For Day, the second place, his second consecutive runner-up finish, was very pleasing given the pressures associated with wearing the leader’s black jersey for the first time.

“I didn’t really look down at the colour of my singlet, I just tried to think I was wearing the sky blue and just went back to the basics today particularly in this heat and it all paid off,” Day said.

“I still lack a bit of confidence. I think that is the key to this whole Series. I’m just trying to go back to the basics and do the little things right and keep pretending that each round is the first round and every race is the grand final."

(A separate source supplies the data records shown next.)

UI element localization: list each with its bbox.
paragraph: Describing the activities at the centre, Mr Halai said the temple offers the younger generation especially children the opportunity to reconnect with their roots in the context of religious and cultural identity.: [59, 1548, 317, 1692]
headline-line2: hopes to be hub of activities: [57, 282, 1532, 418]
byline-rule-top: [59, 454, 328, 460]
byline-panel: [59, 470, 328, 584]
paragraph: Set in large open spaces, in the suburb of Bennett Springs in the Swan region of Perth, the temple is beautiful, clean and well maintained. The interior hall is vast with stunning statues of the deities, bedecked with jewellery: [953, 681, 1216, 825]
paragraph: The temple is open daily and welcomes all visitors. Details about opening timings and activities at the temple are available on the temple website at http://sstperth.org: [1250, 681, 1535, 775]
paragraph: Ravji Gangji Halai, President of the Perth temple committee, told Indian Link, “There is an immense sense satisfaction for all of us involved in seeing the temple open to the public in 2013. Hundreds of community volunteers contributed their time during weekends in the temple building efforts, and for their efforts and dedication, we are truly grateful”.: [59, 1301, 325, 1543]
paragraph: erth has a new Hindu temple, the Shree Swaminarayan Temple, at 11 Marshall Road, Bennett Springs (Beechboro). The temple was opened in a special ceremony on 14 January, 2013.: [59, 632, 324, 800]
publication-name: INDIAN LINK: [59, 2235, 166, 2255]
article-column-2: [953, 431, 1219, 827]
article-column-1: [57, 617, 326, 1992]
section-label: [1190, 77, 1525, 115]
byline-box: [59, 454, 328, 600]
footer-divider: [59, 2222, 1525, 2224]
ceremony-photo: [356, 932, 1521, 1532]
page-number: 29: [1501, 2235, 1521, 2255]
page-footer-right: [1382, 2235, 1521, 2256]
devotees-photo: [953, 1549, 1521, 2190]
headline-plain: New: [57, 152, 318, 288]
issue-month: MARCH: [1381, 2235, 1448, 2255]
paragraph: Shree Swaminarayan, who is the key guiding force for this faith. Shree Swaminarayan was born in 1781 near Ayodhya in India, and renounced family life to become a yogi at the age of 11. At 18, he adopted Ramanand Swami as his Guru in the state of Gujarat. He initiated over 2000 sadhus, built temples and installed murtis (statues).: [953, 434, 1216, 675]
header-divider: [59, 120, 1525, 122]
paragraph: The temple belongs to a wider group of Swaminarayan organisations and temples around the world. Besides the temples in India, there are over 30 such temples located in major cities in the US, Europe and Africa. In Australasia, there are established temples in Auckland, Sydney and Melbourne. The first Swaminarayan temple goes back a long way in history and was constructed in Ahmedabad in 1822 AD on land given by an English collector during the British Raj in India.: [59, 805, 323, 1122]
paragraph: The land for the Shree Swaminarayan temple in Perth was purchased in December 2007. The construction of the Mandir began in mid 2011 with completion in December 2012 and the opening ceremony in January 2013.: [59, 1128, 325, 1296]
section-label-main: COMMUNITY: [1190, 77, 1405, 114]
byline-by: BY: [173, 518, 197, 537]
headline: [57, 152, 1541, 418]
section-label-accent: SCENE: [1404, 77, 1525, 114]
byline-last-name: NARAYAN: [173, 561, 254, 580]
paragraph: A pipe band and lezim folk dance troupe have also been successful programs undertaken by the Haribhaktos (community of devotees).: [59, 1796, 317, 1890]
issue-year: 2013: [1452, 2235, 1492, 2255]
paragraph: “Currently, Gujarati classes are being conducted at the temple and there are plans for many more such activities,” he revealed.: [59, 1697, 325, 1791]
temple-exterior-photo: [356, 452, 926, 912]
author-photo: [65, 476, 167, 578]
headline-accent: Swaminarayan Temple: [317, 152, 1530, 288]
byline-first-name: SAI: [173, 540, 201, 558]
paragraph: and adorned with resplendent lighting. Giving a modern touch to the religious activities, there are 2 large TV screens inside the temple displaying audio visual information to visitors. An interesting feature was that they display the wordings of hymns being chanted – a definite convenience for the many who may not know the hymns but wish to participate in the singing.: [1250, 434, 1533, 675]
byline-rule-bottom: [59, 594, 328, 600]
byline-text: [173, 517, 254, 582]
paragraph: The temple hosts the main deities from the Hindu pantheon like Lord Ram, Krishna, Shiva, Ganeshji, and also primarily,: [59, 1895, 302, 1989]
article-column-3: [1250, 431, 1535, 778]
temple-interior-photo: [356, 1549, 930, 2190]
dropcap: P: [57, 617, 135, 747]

In the 11.4km IronWoman Series event Elizabeth Pluimers survived the roaring heat, blustery conditions and a brave performance by 18-year-old Jordan Mercer to take the win and the Series lead.

Pluimers surged past a gallant Mercer two thirds of the way through the final ski leg and now sits four points ahead of previous leader Kristyl Smith, and another three to last year’s Series winner Courtney Hancock.

Hancock was third today, while Smith, who lost minutes in the run leg, finished 11th.

For Pluimers, the win brought great satisfaction given the harsh conditions and great athletic endurance shown by the top five placegetters.

“I thought I was confident in the final ski that I could overtake Jordan (Mercer) but she pushed me so hard, and I just didn’t want it to be a run up the beach so I was just thankful I was on that wave ahead and to win is great,” Pluimers said.

“I sort of knew my run leg wasn’t the strongest and all I wanted to do is hang in there as long as I could, but my gosh the run leg seemed to go on forever.

“Jordy (Mercer) is an amazing athlete and she made me work so hard and I’m glad she is up on the podium. The wind made it a different kind of race and it wasn’t as hot as we all thought it would be, but nevertheless it was very tough out there.”

Despite the win and earning the Series lead Pluimers was hesitant to look too far ahead.

“I don’t really want to think about it the overall Series lead because there are still two races to go and I really just want to be on the podium at the end of the year, but to be up there and in a good position is great.”

Mercer, who dominated the opening two legs gaining a 10 second lead over Pluimers in the board before extending that advantage to 58 seconds in the gruelling 3.5km run, recorded her best ever result in the IronWoman Series.

And even though she was caught and overtaken in the ski, the daughter of former Ironman legend Darren Mercer said she was ecstatic with her race and was delighted that she was able to mix it with the big girls.

“I really enjoyed that race, it was definitely tough but I came up with the rewards and that is the best thing,” Mercer said.

“I just went out hard and tried to get my lead from the start and I was able to do that and almost hang on.

“I was starting to day dream a bit in the last ski leg and all of a sudden Liz was up on my right. It was unfortunate that she passed be but to finish second is amazing.

“This is definitely my best placing in the Series and although I really wanted to take it out, my best result before this was sixth so I’m very happy with this. Mentally to know that you can do this and you are capable of it, is a bit of a mindset that you can do it again.”

Rounding out the top five was Hancock in third, local favourite Candice Falzon in fourth and Series veteran, 38-year old Kirsty Holmes, in fifth.

The next race of the Series is the Pursuit in Coolum on February 12 with the sixth and final round set down for Noosa the following Sunday.